For me, I expect off to be off. What annoys me about this change is that the on\off behaviour is now asymmetric. If I turn off Wi-Fi in Settings, I can turn it back on via Control Centre but I now can't turn it off via Control Centre.
My preference is always to leave Wi-Fi off, turn it on when I want to use it, and then turn it off when I'm finished. This change makes doing that slower and clumsier.
>My preference is always to leave Wi-Fi off, turn it on when I want to use it, and then turn it off when I'm finished. This change makes doing that slower and clumsier.
It's exactly this micro-management that they try to obliterate, similar to this:
https://www.wired.com/2016/03/closing-apps-save-battery-make...
Reminds me of this: https://xkcd.com/1172/
I think for the majority of users this is a really insightful change that addresses one of the biggest use cases the switch had (temporarily disable WiFi to get away from a bad connection) and one of the biggest issues it had for that use case (it was easy to turn it off and waste large amounts of relatively expensive wireless data)

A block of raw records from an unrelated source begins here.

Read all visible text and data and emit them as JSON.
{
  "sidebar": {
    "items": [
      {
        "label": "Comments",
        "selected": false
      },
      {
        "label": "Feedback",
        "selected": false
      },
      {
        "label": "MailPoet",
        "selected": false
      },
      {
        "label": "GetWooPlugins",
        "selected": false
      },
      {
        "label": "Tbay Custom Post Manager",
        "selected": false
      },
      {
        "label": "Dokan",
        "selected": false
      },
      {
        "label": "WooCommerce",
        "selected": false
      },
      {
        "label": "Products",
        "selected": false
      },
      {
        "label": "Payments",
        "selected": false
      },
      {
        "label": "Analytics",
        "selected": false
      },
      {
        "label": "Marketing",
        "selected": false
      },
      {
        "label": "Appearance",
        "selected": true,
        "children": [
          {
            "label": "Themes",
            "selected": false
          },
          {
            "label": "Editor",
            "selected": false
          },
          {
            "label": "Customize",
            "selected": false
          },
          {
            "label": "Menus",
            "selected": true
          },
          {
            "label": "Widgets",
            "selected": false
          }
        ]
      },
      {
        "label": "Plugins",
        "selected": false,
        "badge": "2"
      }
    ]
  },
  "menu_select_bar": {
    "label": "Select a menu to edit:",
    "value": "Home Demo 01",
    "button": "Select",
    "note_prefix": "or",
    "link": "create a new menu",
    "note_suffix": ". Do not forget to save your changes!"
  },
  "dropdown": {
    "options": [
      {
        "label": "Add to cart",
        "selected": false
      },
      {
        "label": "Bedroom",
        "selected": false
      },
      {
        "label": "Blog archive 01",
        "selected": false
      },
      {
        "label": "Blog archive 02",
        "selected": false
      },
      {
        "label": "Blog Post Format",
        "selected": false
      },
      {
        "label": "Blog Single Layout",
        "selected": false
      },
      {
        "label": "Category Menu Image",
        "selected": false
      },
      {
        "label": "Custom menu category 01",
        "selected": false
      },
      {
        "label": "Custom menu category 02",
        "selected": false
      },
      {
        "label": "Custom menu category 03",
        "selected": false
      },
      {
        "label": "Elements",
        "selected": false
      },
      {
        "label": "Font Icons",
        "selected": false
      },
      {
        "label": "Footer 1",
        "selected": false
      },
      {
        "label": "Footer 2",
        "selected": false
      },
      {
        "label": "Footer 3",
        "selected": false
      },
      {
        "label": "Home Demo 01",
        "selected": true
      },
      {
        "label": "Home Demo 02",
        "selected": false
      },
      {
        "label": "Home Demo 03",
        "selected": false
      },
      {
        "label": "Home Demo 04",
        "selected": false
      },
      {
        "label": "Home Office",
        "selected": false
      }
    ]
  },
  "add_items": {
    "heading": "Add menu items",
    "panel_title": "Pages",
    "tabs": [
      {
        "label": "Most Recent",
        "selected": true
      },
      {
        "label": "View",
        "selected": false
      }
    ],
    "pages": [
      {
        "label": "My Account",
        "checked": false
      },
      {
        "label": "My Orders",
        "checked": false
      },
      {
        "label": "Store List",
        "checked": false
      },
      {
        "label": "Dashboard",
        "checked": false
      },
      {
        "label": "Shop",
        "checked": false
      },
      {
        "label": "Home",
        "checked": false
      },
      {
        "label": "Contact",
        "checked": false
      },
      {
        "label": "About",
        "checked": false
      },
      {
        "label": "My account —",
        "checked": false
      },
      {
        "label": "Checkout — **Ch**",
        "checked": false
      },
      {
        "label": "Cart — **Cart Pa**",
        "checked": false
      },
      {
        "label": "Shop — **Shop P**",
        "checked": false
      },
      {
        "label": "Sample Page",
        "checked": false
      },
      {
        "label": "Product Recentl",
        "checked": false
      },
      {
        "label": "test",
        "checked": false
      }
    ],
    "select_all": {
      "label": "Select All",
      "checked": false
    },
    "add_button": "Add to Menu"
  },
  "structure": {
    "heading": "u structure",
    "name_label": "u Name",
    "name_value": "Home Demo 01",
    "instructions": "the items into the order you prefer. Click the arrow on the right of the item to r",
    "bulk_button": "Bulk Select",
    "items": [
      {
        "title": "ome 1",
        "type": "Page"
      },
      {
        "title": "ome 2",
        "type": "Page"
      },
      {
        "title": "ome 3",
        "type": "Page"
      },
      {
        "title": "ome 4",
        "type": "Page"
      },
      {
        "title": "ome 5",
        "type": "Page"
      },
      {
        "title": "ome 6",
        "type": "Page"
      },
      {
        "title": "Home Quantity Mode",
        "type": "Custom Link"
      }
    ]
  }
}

>My preference is always to leave Wi-Fi off, turn it on when I want to use it, and then turn it off when I'm finished. This change makes doing that slower and clumsier.
Right!
But the good Apple developers believe that this way your experience will be somehow inferior:
From the article: >For the best experience on your iOS device, try to keep Wi-Fi and Bluetooth turned on.
Wifi being off definitely reduces the performance of Location services.
In my parking garage the car charger needs to be activated via an app, and it needs to detect your location as within 100ft of the charger. Without WiFi, my location accuracy shows up as almost +-1 mile and I can't turn it on. As soon as I turn on WiFi it instantly snaps to exit of the garage (probably from correlating detecting apartment wifi hotspots along with my car's hotspot and my location as I leave the garage)
>In my parking garage the car charger needs to be activated via an app, and ...
Which is a good example of a specific case where the feature is useful, and noone - I believe - is contrary to it in an absolute way.
But the parent commenter surely has his reasons to keep Wi-Fi off unless he wants it used, and this change does create an asimmetry in the way the thing is managed in the (now three) states of on/off/almost on.